(TEMPOITALIA.IT) A Trieste, il vento non è solo un fenomeno atmosferico, ma una complessa interazione tra l’altopiano e il mare. Sebbene la Bora sia la protagonista indiscussa delle cronache, esiste un fenomeno più sottile ma altrettanto affascinante: il Borino. Definirlo il corrispondente triestino della tramontana da travaso ligure è tecnicamente ineccepibile, a patto di identificare correttamente il suo immenso serbatoio: le pianure interne della Slovenia e i bacini balcanico-danubiani.
La geografia del freddo: il serbatoio sloveno e l’inversione termica
A differenza della Bora classica, che può essere innescata da imponenti sistemi depressionari, il Borino nasce da una dinamica di puro travaso gravitazionale. Nelle notti invernali, le pianure della Slovenia e le valli oltre il confine diventano un enorme raccoglitore di aria densa e gelida. Qui si forma un potente cuscinetto freddo dovuto all’inversione termica, uno strato di aria pesante che solitamente non supera i 600 metri o 700 metri di altezza.
Poiché l’Altopiano del Carso fa da barriera naturale tra queste pianure gelide e il Mar Adriatico, l’aria fredda cerca i punti più bassi per defluire verso il mare. Quando il livello di questo “lago di gelo” in Slovenia supera l’altezza dei valichi carsici, l’aria inizia a colare verso la costa.

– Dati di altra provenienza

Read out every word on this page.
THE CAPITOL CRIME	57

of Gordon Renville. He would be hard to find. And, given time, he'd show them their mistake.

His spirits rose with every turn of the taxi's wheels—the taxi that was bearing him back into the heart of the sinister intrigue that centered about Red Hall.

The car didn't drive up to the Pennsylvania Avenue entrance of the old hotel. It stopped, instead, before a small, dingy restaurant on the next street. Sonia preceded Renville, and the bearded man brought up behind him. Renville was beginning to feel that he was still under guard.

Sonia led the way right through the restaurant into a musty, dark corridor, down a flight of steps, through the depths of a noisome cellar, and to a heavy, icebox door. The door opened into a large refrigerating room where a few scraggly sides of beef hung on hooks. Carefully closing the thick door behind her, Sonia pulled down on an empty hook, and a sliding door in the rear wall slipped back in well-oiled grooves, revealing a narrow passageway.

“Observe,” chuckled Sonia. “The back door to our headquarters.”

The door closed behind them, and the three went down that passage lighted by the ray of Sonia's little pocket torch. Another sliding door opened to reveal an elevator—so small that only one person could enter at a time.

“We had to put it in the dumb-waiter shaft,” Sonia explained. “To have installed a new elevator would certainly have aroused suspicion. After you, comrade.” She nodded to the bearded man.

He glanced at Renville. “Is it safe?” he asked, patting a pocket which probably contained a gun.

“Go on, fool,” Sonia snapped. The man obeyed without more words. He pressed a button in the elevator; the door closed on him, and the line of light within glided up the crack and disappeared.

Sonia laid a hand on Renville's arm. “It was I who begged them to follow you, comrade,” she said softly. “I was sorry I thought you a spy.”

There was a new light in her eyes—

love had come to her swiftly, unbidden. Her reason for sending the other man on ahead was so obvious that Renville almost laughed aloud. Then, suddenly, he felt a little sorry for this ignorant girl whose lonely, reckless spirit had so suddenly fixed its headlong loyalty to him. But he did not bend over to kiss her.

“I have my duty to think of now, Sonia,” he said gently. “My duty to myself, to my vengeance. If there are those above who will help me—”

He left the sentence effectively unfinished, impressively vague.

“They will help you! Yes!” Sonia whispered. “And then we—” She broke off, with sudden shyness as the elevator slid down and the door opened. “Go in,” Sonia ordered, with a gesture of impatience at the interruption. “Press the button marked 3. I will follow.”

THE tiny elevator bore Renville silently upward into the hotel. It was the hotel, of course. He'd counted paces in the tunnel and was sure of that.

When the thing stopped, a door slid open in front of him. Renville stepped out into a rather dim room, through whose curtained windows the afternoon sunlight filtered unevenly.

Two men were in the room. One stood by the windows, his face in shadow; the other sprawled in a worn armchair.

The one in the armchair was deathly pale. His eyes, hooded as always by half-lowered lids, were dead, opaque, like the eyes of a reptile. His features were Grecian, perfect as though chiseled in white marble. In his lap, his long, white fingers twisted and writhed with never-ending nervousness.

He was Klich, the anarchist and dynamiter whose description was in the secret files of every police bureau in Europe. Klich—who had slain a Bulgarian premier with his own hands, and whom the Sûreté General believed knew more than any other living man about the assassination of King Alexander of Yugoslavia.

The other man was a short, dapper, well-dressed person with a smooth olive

La dinamica del travaso: dalle pianure balcaniche al mare
Il Borino è quindi l’aria della Slovenia che “trabocca” letteralmente in Italia. I punti di passaggio sono i varchi naturali come quelli di Fernetti, Pese o Basovizza. Non serve una tempesta, basta la fisica: l’aria fredda balcanica, essendo più pesante, scivola lungo i pendii del Carso e precipita verso Trieste.
Questa è la vera tramontana da travaso in versione giuliana:
- In Liguria, il freddo della Pianura Padana travasa verso Savona e Genova.
- A Trieste, il freddo delle pianure slovene travasa dai valichi del Carso.
Il flusso del Borino è costante, meno turbolento della Bora ma capace di portare un freddo pungente proprio perché attinge dal cuore del serbatoio freddo balcanico-danubiano, quello strato rasoterra che gela durante le lunghe notti invernali. Mentre la costa è lambita dal mare mite, il Borino funge da condotto che riversa il gelo continentale direttamente nel centro cittadino.